The protests began on Jan. 2 over a hike in fuel prices but quickly spread throughout the country, driven by long-standing grievances over corruption and inequality. In the country’s former capital, Almaty, demonstrators clashed with police and set fire to government buildings. On Friday, Kazakh President Kassym-Jomart Tokayev said he had authorized the use of lethal force against protesters.

The protests are unprecedented in oil-rich Kazakhstan, the wealthiest country in Central Asia and one that has been ruled with an iron fist for three decades. Another first: the deployment of troops from the Russian-led Collective Security Treaty Organization (CSTO) for the first time since its founding. 

The dispatch of 2,500 troops from the alliance has sparked fears that Moscow could use the crisis to strengthen its influence over Kazakhstan, which has long toed a careful line between Russia and the West. “It means that Kazakhstan has turned away from its multivector foreign policy, where it was balancing China, Russia, the U.S., and the EU,” said Jennifer Brick Murtazashvili, an expert on Central and South Asia at the University of Pittsburgh. 

The Kazakh president’s decision to call in the CSTO stunned many Kazakhs and international observers. While the alliance has been around for almost 30 years, it’s kept a low profile beyond the region. Here are three big things you need to know about the alliance and what makes its deployment to Kazakhstan so significant. 

What is the CSTO?

In 1992, in the wake of the collapse of the Soviet Union, several members of the Commonwealth of Independent States, all former members of the Soviet bloc, got together and signed a mutual defense pact known as the Collective Security Treaty, a smaller and less influential successor to the Cold War-era Warsaw Pact. Members came and went, and in 2002 it reconstituted as the Collective Security Treaty Organization, receiving observer status at the United Nations two years later. Aside from Russia, it currently includes five other members: Tajikistan, Kyrgyzstan, Armenia, Belarus, and Kazakhstan. 

Like NATO, the CSTO is based on the principle of collective defense: An attack on one member state is taken as an attack on all members of the alliance.
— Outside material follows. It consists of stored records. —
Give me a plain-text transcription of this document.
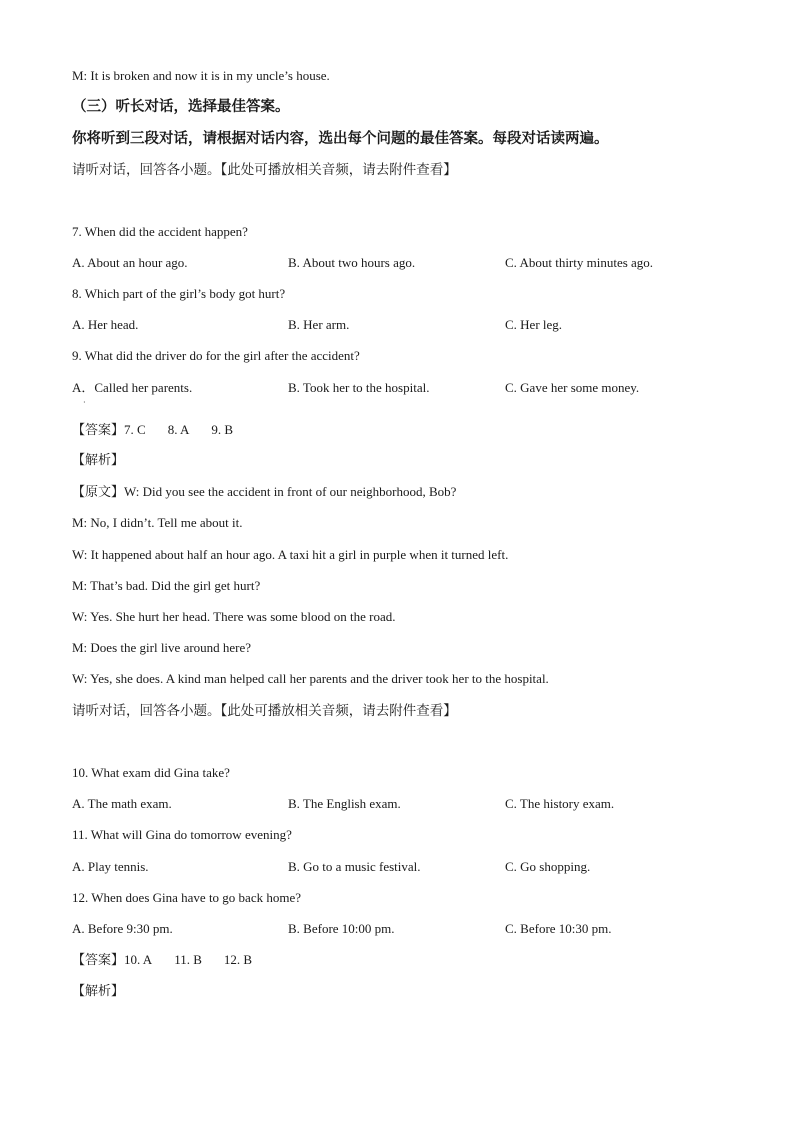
M: It is broken and now it is in my uncle’s house.
（三）听长对话，选择最佳答案。
你将听到三段对话，请根据对话内容，选出每个问题的最佳答案。每段对话读两遍。
请听对话，回答各小题。【此处可播放相关音频，请去附件查看】
7. When did the accident happen?
A. About an hour ago.	B. About two hours ago.	C. About thirty minutes ago.
8. Which part of the girl’s body got hurt?
A. Her head.	B. Her arm.	C. Her leg.
9. What did the driver do for the girl after the accident?
A．Called her parents.	B. Took her to the hospital.	C. Gave her some money.
·
【答案】7. C 8. A 9. B
【解析】
【原文】W: Did you see the accident in front of our neighborhood, Bob?
M: No, I didn’t. Tell me about it.
W: It happened about half an hour ago. A taxi hit a girl in purple when it turned left.
M: That’s bad. Did the girl get hurt?
W: Yes. She hurt her head. There was some blood on the road.
M: Does the girl live around here?
W: Yes, she does. A kind man helped call her parents and the driver took her to the hospital.
请听对话，回答各小题。【此处可播放相关音频，请去附件查看】
10. What exam did Gina take?
A. The math exam.	B. The English exam.	C. The history exam.
11. What will Gina do tomorrow evening?
A. Play tennis.	B. Go to a music festival.	C. Go shopping.
12. When does Gina have to go back home?
A. Before 9:30 pm.	B. Before 10:00 pm.	C. Before 10:30 pm.
【答案】10. A 11. B 12. B
【解析】
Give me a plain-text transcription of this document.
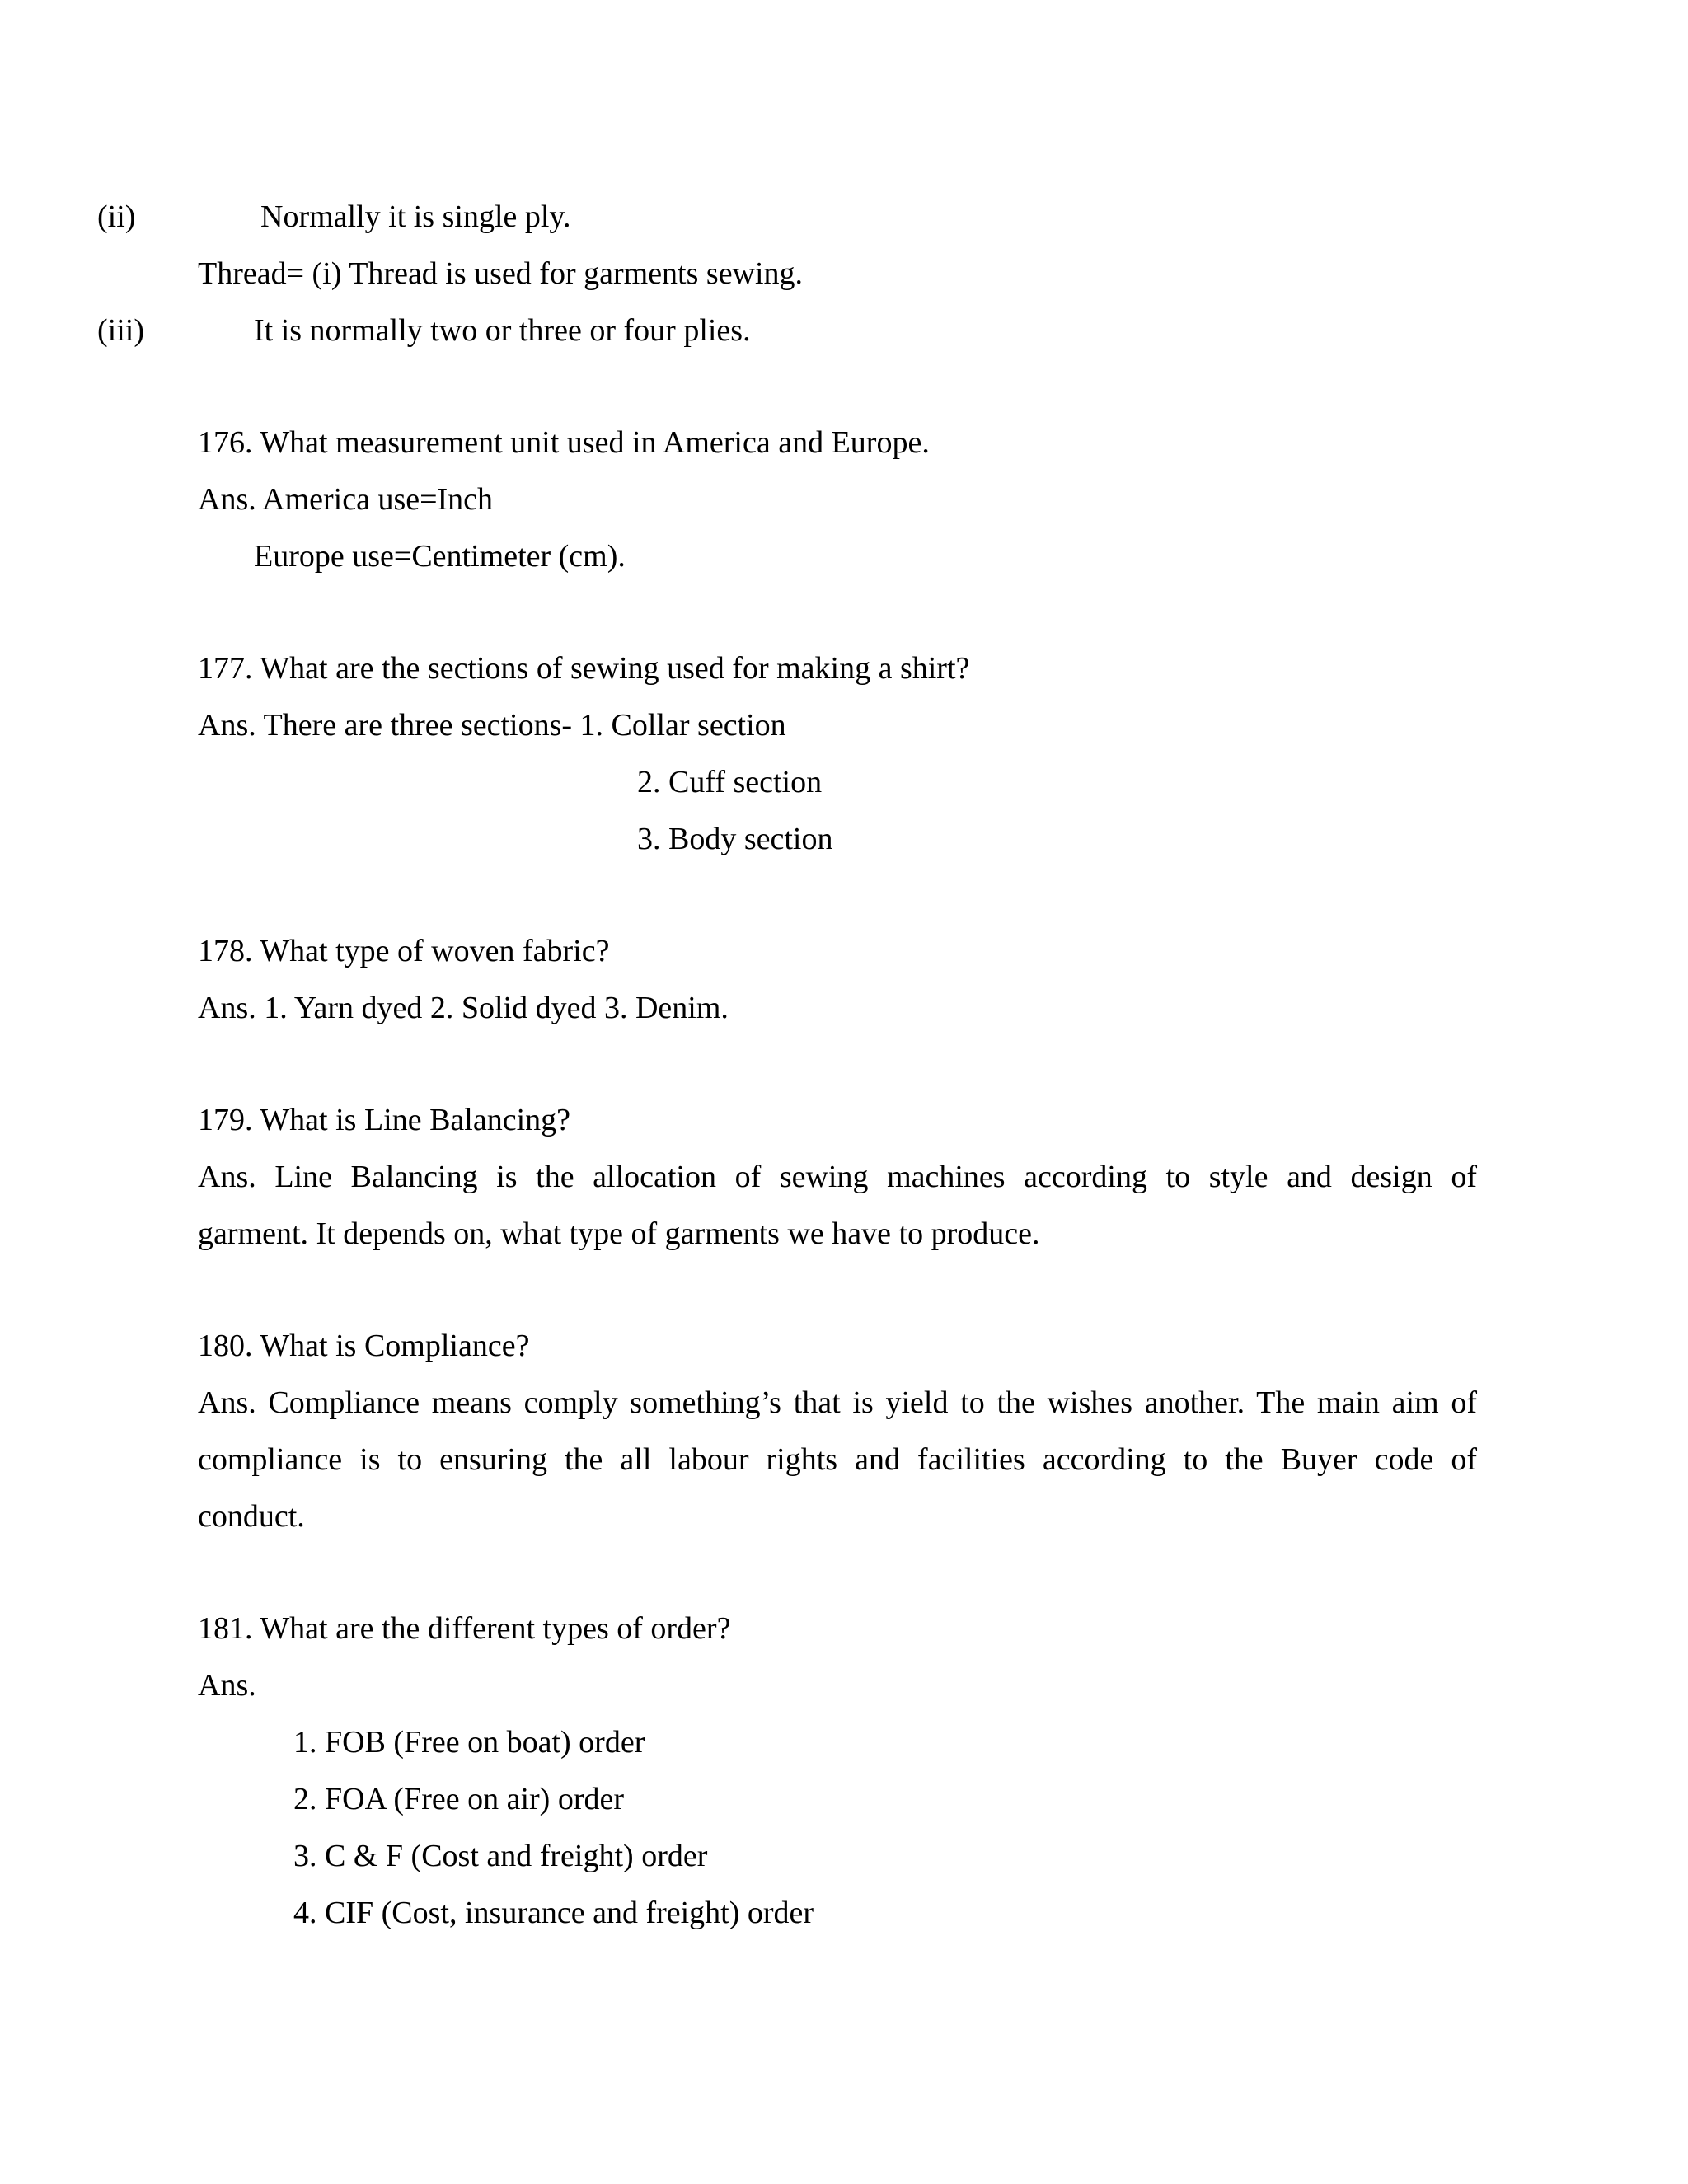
(ii)	Normally it is single ply.
Thread= (i) Thread is used for garments sewing.
(iii)	It is normally two or three or four plies.
176. What measurement unit used in America and Europe.
Ans. America use=Inch
Europe use=Centimeter (cm).
177. What are the sections of sewing used for making a shirt?
Ans. There are three sections- 1. Collar section
2. Cuff section
3. Body section
178. What type of woven fabric?
Ans. 1. Yarn dyed 2. Solid dyed 3. Denim.
179. What is Line Balancing?
Ans. Line Balancing is the allocation of sewing machines according to style and design of
garment. It depends on, what type of garments we have to produce.
180. What is Compliance?
Ans. Compliance means comply something’s that is yield to the wishes another. The main aim of
compliance is to ensuring the all labour rights and facilities according to the Buyer code of
conduct.
181. What are the different types of order?
Ans.
1. FOB (Free on boat) order
2. FOA (Free on air) order
3. C & F (Cost and freight) order
4. CIF (Cost, insurance and freight) order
The alliance conducts joint military exercises and facilitates arms sales between members, but in recent years its sense of purpose has begun to languish. In a region that is no stranger to the occasional revolution and border skirmish, this week marks the first time in the organization’s 30-year history that it has responded to a call for assistance from a member state. Belarus did not ask the bloc to intervene during mass unrest in 2020 over falsified election results while Armenian officials were disappointed with the CSTO’s response to its calls for assistance amid a border dispute with Azerbaijan last year. 

On Wednesday, Armenian Prime Minister Nikol Pashinyan, the CSTO’s current chair, announced that the alliance would be dispatching 2,500 “peacekeeping troops” in response to Tokayev’s request for assistance. He did so under Article 4 of the organization’s treaty, which can be triggered in the event of an attack against member states that threatens their safety, stability, or territorial integrity. 

While Pashinyan referred to “external interference” in Kazakhstan in a Facebook post announcing the deployment, there is no evidence to suggest that foreign actors were involved in stirring unrest. Leaders across the region, no more so than in Russia, officials routinely frame domestic challenges to their rule as shadowy plots by Western intelligence agencies. (It should be noted that some experts believe that criminals and politically connected gangs may have seized upon the initial protests to fuel unrest. “We shouldn’t call all these people protesters,” said Nargis Kassenova, a senior fellow at Harvard University’s Davis Center for Russian and Eurasian Studies, at an Atlantic Council event on Friday.)